Her performance upset Kuwaiti religious figures, including the religious scholar Sheikh Mohammad Awadhi. In an article published in the Kuwaiti daily Al Rai newspaper, he condemned the singer for ‘alien attitudes that clash with the spirit, culture and values of the Kuwaiti society.’
Some people are ‘abusing freedom to explain their behavior even if it is irrational. Unfortunately, there are those who are being exploited to disseminate certain ideas that promote Zionism,’ Gulf News quoted the Sheikh as writing.
Shah, meanwhile, says she is shocked over the accusations and negative feedback for singing a song that calls for peace and harmony. The singer also said the same song has been performed by the Egyptian-Italian diva Dalida in both Hebrew and French and that she was only following her example.

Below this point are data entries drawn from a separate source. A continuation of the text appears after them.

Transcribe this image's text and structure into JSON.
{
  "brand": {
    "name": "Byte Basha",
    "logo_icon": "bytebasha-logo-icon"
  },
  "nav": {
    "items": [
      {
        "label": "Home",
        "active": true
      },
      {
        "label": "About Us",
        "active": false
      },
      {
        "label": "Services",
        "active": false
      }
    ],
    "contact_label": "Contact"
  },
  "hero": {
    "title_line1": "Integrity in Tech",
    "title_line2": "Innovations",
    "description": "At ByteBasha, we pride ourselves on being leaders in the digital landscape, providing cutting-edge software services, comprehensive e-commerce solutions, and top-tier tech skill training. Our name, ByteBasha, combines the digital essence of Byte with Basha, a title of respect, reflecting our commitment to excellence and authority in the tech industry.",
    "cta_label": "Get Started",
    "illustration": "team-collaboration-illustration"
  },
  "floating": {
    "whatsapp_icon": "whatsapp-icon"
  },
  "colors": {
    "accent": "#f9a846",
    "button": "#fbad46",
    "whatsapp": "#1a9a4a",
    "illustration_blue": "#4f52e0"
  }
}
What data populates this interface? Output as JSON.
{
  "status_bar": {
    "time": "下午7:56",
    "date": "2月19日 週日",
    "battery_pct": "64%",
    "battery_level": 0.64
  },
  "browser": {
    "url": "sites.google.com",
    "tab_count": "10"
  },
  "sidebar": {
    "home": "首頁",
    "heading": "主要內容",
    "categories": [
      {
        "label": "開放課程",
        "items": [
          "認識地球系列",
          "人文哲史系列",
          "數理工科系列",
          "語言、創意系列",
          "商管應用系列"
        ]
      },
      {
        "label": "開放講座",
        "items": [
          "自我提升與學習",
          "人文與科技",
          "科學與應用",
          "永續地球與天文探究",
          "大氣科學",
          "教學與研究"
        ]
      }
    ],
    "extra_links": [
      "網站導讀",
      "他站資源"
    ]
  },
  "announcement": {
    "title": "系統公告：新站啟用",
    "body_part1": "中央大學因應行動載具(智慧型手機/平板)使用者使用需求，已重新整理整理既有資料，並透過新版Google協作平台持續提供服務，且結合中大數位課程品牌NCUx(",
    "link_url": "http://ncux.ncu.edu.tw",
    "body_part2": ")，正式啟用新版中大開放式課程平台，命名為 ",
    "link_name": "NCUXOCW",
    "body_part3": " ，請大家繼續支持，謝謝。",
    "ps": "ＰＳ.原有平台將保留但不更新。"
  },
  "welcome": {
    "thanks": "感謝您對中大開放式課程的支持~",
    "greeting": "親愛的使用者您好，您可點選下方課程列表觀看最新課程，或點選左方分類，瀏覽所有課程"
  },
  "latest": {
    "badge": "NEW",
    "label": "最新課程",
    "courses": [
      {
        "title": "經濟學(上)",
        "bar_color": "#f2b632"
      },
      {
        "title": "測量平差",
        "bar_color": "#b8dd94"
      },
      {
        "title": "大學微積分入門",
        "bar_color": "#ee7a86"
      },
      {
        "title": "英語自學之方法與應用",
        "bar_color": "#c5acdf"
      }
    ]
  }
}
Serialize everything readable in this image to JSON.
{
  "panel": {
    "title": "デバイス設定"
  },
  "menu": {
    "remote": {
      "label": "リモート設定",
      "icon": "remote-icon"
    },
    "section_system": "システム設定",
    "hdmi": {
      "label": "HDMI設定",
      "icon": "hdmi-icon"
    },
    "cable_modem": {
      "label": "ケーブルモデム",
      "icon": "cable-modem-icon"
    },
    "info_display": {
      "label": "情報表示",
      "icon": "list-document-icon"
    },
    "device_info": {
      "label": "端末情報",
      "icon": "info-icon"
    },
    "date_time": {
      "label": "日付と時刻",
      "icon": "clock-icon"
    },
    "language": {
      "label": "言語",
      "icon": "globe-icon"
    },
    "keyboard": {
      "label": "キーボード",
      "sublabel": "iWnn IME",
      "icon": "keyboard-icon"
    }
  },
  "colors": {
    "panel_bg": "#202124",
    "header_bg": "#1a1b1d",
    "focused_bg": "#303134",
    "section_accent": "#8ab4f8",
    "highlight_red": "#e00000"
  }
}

Shah reportedly sang ‘Come … Let us rejoice, be happy, enjoy’ in Hebrew before the crowd at the club. She shrugs off allegations that she insulted Arabs with her performance.
‘Unfortunately, our media focuses on wars and problems, and not on meaningful work. I have written in Russian and performed in Arabic, English, Spanish, Japanese and French. Does that make me a spy for France or Britain?’ she said acidly according to local media reports.
It is not the first time Shah’s singing has angered Sheikh Awadhi. She claims he chided her on a previous occasion for singing about Jesus.
‘He had criticized me in the past for a song about Jesus, and I see no motive for his attacks on me,’ she said. ‘I am well versed in all religions, sects and creeds and I do not have a problem with anyone. I love all people and there are Christians and people with various religious beliefs in my audience,’ she concluded.